The world’s nine biggest insurance companies, including
AIG and
Allianz SE, will be required to hold more capital under new rules put in place by global regulators.
The move comes following the bailout of AIG in the US following a foray into credit default swaps during the global financial crisis.
The International Association of Insurance Supervisors (IAIS) has designed a two-part capital requirement for the nine companies, who could wreak havoc in global markets if they collapsed.
The companies are AIG, Prudential Financial Inc and
MetLife Inc from the United States, Allianz SE from Germany, Aviva plc and Prudential from Britain, Ping An Insurance Co of China Ltd, Italy’s Assicurazioni
Generali SpA and Axa SA of France.
The first part, known as the basic capital requirement (BCR), is effectively what the nine insurers are already required to hold under national law.
The second part, known as higher loss absorbency (HLA), will be on average 10% of the basic requirement, depending on the riskiness of the company’s operations.
The IAIS said total capital held by the nine insurers in the past two years averaged 260% of what they need to meet BCR and HLA requirements.

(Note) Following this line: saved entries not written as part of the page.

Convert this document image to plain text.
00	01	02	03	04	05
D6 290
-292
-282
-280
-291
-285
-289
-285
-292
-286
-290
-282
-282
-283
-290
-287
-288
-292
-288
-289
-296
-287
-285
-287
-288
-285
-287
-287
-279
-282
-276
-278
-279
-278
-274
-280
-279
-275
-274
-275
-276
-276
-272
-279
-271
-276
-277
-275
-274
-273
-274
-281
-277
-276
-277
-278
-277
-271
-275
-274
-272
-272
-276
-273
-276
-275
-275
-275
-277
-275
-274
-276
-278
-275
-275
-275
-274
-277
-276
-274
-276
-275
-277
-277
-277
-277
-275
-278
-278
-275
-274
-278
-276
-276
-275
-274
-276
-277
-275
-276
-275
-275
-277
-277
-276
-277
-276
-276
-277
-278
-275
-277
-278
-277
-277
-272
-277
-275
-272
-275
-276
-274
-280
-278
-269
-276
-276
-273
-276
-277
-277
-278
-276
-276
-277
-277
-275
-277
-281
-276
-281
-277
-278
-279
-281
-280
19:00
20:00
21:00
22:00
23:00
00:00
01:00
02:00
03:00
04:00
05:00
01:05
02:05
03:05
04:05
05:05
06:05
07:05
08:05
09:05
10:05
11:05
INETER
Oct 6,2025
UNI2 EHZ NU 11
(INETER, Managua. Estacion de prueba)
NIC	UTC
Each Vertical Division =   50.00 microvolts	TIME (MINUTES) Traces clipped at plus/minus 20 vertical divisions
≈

The insurers won’t have to make their extra buffer public until 2019,
Reuters reported.
Some US insurance supervisors have questioned the need for global capital rules, saying national rules are enough and that banks pose greater risks than insurers.
Some regulators have also queried why big reinsurers like
Munich Re are not included.
G20 leaders are due to formally endorse the requirements at a summit in Turkey next month.
The G20’s regulatory task force, the Financial Stability Board, is also due to update its list of insurance companies deemed to be systemically important – but it is not expected to say until 2016 whether reinsurers will be added.
Meanwhile, the subject of insurer regulation has been the subject of discussion in New Zealand this week, after former Reserve Bank (
RBNZ) governor Don Brash warned that the
RBNZ was ‘taking on too much responsibility’ regulating insurers and banks.
He was reported saying the Government risks being held liable for a bank or insurance company collapse, according to
interest.co.nz.
At a speech at Auckland University Business School last week, Brash said he ‘cannot see the logic of the RBNZ supervising insurance companies at all.’
He said they should be left accountable to market forces and ratings agencies such as AM Best and Standard & Poor’s.
“By definition, the strength of many insurance companies is not their balance sheets, but the quality of their reinsurance streams,”
interest.co.nz reported him saying.
“The chances of a Wellington bureaucrat getting their head around the quality of those reinsurance streams is not that high.”